As she, too, had not been born for solitude.
“This is only a demonstration,” Ed said. “This Jeffrey isn’t the one I’ve found for you. He has cancer and expected to have at most a year to live. And there’s no Amity here, as there is elsewhere.”
On the return trip through the house, Ed extinguished the lights behind them. In the dark of the kitchen, he activated his device and pushed a button labeled Return.
The rushing whiteness of purest light inspired in Michelle an awe in which were twined apprehension and hope.
Then she and Ed were once more in her kitchen, her house, where she had passed more than two thousand days haunted by the memory of her dead husband and child.
43
As the universe relentlessly expanded, the stars moved ever farther from Earth, until in a distant time after the end of the human era, maybe the night sky would no longer be richly diamonded, but would offer blackness relieved solely by the moon that reflected the light of the only star that would ever matter, the sun in its thermonuclear decline.
Sometimes the vastness of creation filled Jeffy less with a sense of wonder than with reverent dread, for he felt small and doubted his ability to protect his child.
Because it was just beyond the town limits, Shadow Canyon Lane had no streetlamps. Sitting sideways on the cushioned bench of a bay window, his legs stretched out and his back against the niche wall, Jeffy alternately studied the sky and peered down at the moonlit two-lane blacktop. The night was so still that the scene seemed to be a diorama enclosed in glass, and no leaf so much as trembled on the majestic live oaks.
Beside him on the bench lay the only pistol he owned, a double-action 9 mm Smith & Wesson model 5946 with a ten-round magazine, a four-inch barrel, and Novak LoMount Carry sights. A spare magazine nestled in a jacket pocket.
He hoped not to have to use either the gun or Ed Harkenbach’s key to everything that was tucked into another pocket of the jacket.
In retrospect, he should have stopped at the bank on the way home to withdraw a few thousand dollars. He’d kept some money in a cash box, a little over five hundred. That wouldn’t get them far if they had to go on the run or hide out for a while.
He couldn’t believe it had come to this, the world turned upside down. A part of him clung to the hope that all would be well.
His mom and dad lived a few towns up the coast, in Huntington Beach, but he dared not call them for help of any kind. If he was still under suspicion, his folks were likely being monitored.
From the bed, where she lay fully clothed in the dark, Amity said, “You’re sure the extra food and water we left for Snowball will be enough?”
“More than enough, sweetheart.”
“I wish I had him with me. We should go back for him.”
“He’s safer in his cage.”
“It’s not right to leave people behind.”
“We haven’t left him behind forever. We’ll get him later.”
“I love him.”
“I know. And he knows. Now try to sleep.”
“Are you going to sleep?”
“Not if I can stay awake. And I will.”
Shadow Canyon Lane, a dead-end street with only seven houses, was a few minutes from the bustling coast where tourists flocked from spring through autumn, and yet it felt like a country road, shielded from the curious by live oaks, quiet and little trafficked.
The day’s adventures had taken such a toll on Amity that she soon slept, snoring softly.
Hour by hour, the moon sailed across the sky on a westward course, like a luminous galleon.
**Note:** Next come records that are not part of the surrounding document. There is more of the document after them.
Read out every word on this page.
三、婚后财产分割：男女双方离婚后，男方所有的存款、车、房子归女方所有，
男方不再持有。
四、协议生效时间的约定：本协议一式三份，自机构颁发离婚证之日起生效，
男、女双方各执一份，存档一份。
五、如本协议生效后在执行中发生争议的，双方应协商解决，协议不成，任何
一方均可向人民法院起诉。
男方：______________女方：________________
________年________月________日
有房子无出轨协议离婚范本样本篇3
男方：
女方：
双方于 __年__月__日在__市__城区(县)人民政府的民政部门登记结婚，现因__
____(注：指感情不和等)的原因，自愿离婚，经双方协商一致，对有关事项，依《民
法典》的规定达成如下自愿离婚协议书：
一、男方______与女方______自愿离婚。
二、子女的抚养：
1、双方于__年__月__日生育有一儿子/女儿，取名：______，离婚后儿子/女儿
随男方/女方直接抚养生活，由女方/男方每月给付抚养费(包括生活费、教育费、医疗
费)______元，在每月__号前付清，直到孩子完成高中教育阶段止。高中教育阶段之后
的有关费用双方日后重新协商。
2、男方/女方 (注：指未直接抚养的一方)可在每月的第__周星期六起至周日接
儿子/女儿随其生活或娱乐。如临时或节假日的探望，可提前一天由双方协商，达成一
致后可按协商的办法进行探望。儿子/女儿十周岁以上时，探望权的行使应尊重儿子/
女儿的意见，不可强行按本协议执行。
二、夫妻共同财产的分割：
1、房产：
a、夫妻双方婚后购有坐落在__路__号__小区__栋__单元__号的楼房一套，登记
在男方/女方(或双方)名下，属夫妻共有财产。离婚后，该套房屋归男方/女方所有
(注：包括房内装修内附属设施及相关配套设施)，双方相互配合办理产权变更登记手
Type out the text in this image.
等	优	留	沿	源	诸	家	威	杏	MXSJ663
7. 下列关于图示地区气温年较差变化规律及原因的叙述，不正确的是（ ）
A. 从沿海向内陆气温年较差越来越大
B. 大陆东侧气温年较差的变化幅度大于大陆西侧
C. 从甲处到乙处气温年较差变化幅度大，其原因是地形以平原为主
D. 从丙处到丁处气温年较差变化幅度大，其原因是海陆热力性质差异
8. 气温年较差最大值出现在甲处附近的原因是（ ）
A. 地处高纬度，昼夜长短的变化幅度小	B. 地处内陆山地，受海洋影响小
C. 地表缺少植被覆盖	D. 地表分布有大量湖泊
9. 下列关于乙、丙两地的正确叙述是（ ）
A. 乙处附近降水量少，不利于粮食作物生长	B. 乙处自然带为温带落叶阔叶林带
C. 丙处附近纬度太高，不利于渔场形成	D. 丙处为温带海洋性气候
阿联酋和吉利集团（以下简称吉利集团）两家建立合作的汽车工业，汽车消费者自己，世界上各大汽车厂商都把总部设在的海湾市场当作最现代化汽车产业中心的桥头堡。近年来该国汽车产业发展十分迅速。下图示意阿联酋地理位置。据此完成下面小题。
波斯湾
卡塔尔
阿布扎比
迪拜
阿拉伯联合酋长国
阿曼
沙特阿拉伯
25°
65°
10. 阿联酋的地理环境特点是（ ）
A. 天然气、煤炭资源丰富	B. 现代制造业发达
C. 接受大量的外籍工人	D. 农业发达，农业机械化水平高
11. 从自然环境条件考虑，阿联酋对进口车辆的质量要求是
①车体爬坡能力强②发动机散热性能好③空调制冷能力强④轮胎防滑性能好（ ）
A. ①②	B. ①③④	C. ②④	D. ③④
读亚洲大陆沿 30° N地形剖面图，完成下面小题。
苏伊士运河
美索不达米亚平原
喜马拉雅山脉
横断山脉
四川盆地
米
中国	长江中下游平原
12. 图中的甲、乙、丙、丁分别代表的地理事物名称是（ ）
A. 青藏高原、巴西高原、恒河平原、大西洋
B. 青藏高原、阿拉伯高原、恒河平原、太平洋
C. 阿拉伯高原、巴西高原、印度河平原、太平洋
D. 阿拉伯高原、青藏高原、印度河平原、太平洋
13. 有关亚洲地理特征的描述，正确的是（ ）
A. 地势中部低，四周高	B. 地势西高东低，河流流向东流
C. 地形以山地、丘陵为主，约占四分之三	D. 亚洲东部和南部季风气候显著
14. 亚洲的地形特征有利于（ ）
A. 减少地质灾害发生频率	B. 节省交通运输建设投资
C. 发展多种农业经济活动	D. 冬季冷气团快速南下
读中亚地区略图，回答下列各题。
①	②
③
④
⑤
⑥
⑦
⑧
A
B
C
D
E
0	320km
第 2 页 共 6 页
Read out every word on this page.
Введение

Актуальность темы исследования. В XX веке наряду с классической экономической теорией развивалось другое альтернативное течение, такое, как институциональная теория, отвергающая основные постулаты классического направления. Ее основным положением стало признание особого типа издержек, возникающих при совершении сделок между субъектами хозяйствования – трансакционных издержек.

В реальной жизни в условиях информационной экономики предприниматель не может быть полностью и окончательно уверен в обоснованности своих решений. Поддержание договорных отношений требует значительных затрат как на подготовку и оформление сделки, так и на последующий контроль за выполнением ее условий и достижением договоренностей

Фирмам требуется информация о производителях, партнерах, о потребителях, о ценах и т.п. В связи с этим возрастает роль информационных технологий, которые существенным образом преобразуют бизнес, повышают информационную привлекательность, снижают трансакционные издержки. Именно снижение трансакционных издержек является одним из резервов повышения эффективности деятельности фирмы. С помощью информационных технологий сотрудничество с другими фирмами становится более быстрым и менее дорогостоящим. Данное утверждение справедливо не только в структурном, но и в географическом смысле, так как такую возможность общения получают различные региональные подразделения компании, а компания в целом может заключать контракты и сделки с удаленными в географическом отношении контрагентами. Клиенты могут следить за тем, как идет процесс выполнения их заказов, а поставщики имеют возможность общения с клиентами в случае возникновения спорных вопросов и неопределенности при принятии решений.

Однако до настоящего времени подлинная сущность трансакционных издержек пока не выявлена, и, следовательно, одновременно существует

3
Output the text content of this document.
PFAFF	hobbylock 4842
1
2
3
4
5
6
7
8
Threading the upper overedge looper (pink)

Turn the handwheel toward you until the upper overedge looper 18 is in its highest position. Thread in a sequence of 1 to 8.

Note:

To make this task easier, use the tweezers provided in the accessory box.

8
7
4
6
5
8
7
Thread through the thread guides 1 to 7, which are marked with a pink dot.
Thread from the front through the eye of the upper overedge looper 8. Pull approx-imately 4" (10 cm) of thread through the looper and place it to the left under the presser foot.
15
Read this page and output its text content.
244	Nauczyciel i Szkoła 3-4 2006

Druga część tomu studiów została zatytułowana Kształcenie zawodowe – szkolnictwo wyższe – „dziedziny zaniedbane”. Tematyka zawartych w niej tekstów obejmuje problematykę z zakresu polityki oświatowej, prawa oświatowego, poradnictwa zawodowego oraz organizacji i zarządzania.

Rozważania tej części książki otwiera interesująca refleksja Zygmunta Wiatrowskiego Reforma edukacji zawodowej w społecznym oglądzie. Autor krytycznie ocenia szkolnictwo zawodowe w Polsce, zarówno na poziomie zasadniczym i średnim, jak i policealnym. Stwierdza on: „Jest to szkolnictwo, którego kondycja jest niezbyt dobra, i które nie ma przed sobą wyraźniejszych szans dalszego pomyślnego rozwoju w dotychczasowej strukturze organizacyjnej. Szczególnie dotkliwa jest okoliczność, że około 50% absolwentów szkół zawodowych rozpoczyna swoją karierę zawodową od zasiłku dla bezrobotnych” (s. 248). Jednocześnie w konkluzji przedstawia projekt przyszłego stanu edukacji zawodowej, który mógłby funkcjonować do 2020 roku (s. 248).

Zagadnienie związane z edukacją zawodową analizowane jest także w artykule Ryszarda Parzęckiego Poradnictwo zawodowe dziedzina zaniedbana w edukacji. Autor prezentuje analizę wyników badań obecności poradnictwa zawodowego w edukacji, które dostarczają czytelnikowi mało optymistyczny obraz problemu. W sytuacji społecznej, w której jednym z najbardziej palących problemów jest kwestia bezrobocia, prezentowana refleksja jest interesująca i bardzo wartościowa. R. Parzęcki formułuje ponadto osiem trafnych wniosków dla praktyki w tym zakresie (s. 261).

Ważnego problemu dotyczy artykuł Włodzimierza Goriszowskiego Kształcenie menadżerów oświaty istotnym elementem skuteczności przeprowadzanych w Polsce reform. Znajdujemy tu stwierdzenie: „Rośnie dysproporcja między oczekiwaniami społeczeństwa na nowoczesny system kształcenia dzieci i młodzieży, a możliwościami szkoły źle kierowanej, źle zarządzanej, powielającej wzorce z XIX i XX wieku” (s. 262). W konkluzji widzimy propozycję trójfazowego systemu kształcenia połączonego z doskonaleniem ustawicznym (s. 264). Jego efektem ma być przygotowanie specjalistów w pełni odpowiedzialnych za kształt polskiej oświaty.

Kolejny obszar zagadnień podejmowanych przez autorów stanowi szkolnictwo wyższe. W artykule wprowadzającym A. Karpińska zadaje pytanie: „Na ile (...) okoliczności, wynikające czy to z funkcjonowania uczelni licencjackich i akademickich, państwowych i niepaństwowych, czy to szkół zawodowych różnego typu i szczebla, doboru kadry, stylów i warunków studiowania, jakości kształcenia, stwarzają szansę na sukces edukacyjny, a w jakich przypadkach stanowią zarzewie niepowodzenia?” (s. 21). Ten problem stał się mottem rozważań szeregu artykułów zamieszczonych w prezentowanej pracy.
In time it passed below the highest branches of the live oaks, its light snared in the leafy boughs as if it were a magic egg swaddled in a nest, waiting for its mystery to hatch, and the night grew yet darker.
The twelfth of April melted into the thirteenth.
They must have been here much earlier, must have been watching perhaps since well before midnight. They had come on foot and with great stealth, stealing closer through the oak groves to take up sentinel positions. A few minutes before one o’clock in the morning, as choreographed as dancers in a dance, they seemed to materialize out of nothing, shadows rising from shadows, hooded and masked and dressed in black. From the second-story window of Marty and Doris Bonner’s residence, which he’d been caring for while they were on vacation, Jeffy had a clear view of his bungalow, diagonally across the street, when suddenly it was besieged by phantoms. They swarmed the house, coming along the lane from the east and west—and no doubt from Oak Hollow Road to the north—at least twelve of them.
The sole sound he heard was the sudden hard knocking of his heart as he slid off the window seat and got to his feet. He stepped back from the glass, removing himself from what meager moonglow might pass through the panes and paint paleness on his face.